For years Magento has been market leader in the field of open-source e-commerce platforms. At the end of this year the development for Magento 1 will stop and all focus will be on Magento 2. The Magento community will however give support to Magento 1 platforms until the end of 2018. This has pushed many organisations to explore whether or not a transition to Magento 2 would be worthwhile. Not to forget that migrating to Magento 2 is not a simple task.
Knowledge drawn from constituency
First and foremost, Magento 2 can depend on the knowledge and support from one of the largest open-source community; the Magento platform has been adopted worldwide (both Community and Enterprise) and therefore has an international community. This is a major difference with Shopware, which is mainly active in Germany. Because of this, the main language in this community is German. This could be hurdle for new Shopware customers in case of questions or issues. However it needs to be said that Shopware became open-source based last year, and since than started its community. The number of new international installations and time will reveal how fast it will grow and whether or not this community will be suitable to a non-German -speaking community.
Deployable in B2B and B2C
Both Magento 2 and Shopware offer robust and scale-able platforms to build professional webshops. Shopware puts all its stakes on storytelling and user experience. This platform is extremely suitable for branches such as fashion, lifestyle and cooking. Hence is Shopware primarily interesting for the B2C-market. Shopware does have a B2B-module, but it is relatively new and limited in functionalities. Magento has the image of being more flexible and is active in various markets. Magento is used by both B2B and B2C companies and, because of its flexibility, can adapt itself to different e-commerce applications.
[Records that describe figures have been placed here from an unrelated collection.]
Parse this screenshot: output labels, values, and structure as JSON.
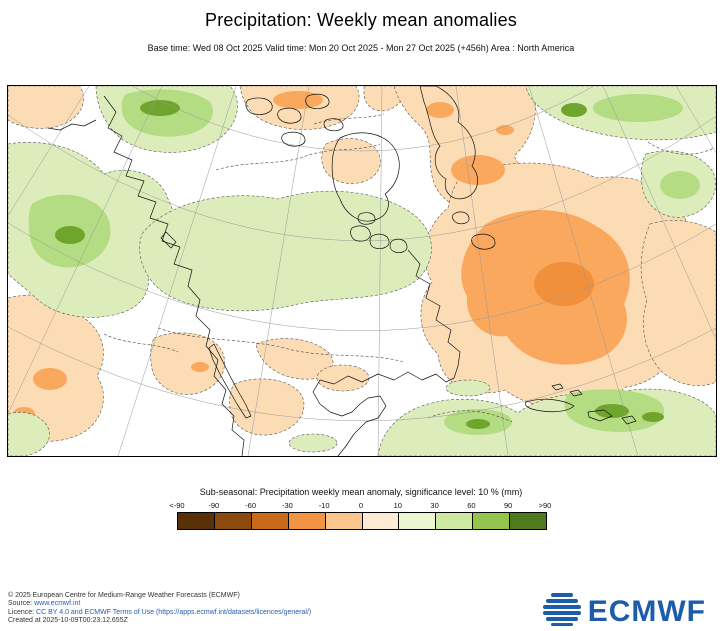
{
  "header": {
    "title": "Precipitation: Weekly mean anomalies",
    "subtitle": "Base time: Wed 08 Oct 2025 Valid time: Mon 20 Oct 2025 - Mon 27 Oct 2025 (+456h) Area : North America"
  },
  "map": {
    "region": "North America",
    "description": "Filled anomaly map: greens = positive precipitation anomaly, oranges/browns = negative anomaly, dashed lines = significance contours",
    "colors": {
      "light_green": "#dcedbb",
      "medium_green": "#b4dc82",
      "dark_green": "#6fa52c",
      "light_orange": "#fcdcb4",
      "medium_orange": "#f9a85e",
      "strong_orange": "#f28f3a",
      "coastline": "#111111",
      "graticule": "#999999"
    }
  },
  "legend": {
    "title": "Sub-seasonal: Precipitation weekly mean anomaly, significance level: 10 % (mm)",
    "tick_labels": [
      "<-90",
      "-90",
      "-60",
      "-30",
      "-10",
      "0",
      "10",
      "30",
      "60",
      "90",
      ">90"
    ],
    "segment_colors": [
      "#5a3008",
      "#8c4a10",
      "#c96a1a",
      "#f29444",
      "#fbc68e",
      "#fdebd3",
      "#eef5d2",
      "#cfe8a2",
      "#94c44e",
      "#4f7a1d"
    ]
  },
  "footer": {
    "copyright": "© 2025 European Centre for Medium-Range Weather Forecasts (ECMWF)",
    "source_label": "Source:",
    "source_url": "www.ecmwf.int",
    "licence_label": "Licence:",
    "licence_text": "CC BY 4.0 and ECMWF Terms of Use (https://apps.ecmwf.int/datasets/licences/general/)",
    "created": "Created at 2025-10-09T00:23:12.655Z"
  },
  "logo": {
    "text": "ECMWF",
    "color": "#1d5bab"
  }
}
Enterprise editions with extra possibilities
Most installations deployed from both platforms are the free Community versions. For most webshops this free version is sufficient to work with. For those companies which have for example large and complex product categories, advanced customer profiles, monitoring- and management tools or need intensive support from their manufacturers, it could be beneficial to take a look at the Enterprise editions from either of the two platforms. Whereas Magento 1 bills a fixed amount a year (no matter the webshop's turnover), Magento 2 looks at each project individually and different price agreements are made with the merchant. Magento 2 Enterprise's License pricing indicate that only for companies with a higher turnover (~€10million) Magento licences are in competition with other suppliers with similar products. We can conclude that the Magento Enterprise edition is mostly interesting for the more 'serious'e-commerce players.
Shopware applies a very different pricing model. Besides the free Community edition, there is a Professional- (€1.295) and a Professional Plus (€5.995) edition. These intermediate forms could be an outcome for those who find the functionalities and performance of the Community edition not sufficient, but the Enterprise edition a bridge too far. Shopware's Enterprise edition (price available on demand) offers all functionalities foregoing editions offer, plus 24/7 support, multi shop functionalities and developer support. However modules, which are included in the price with Magento 2EE, need to be purchased separately.
For those who prefer proven technique and want to be flexible in choosing an implementation partner, Magento is a sensible choice. Especially in the Netherlands Magento is broadly represented and there is a lot of knowledge available, also from the worldwide community. Who prefers to act on current trends like user experience and storytelling, and doesn't mind to step outside the paved road, Shopware could offer the right solution. Shopware offers tools which allow the user to relatively simple fabricate a slick webshop, which in the field of navigation and design is clearly a step ahead of its competitors. In the Netherlands there are already a handful of developing parties that can give serious support on the whole Shopware e-commerce trajectory. For the more 'serious' e-commerce users it would be worthwhile to have a look at both suppliers' Enterprise editions. Where Magento 2 Enterprise invoices based on generated turnover (and made pricing agreements) and licence costs on a yearly basis, Shopware charges a one time amount per entity, and one pays extra for additional services and functionalities. Therefor, in order to make the right decision, it depends on your wishes and the size of your webshop to which Enterprise edition suits best.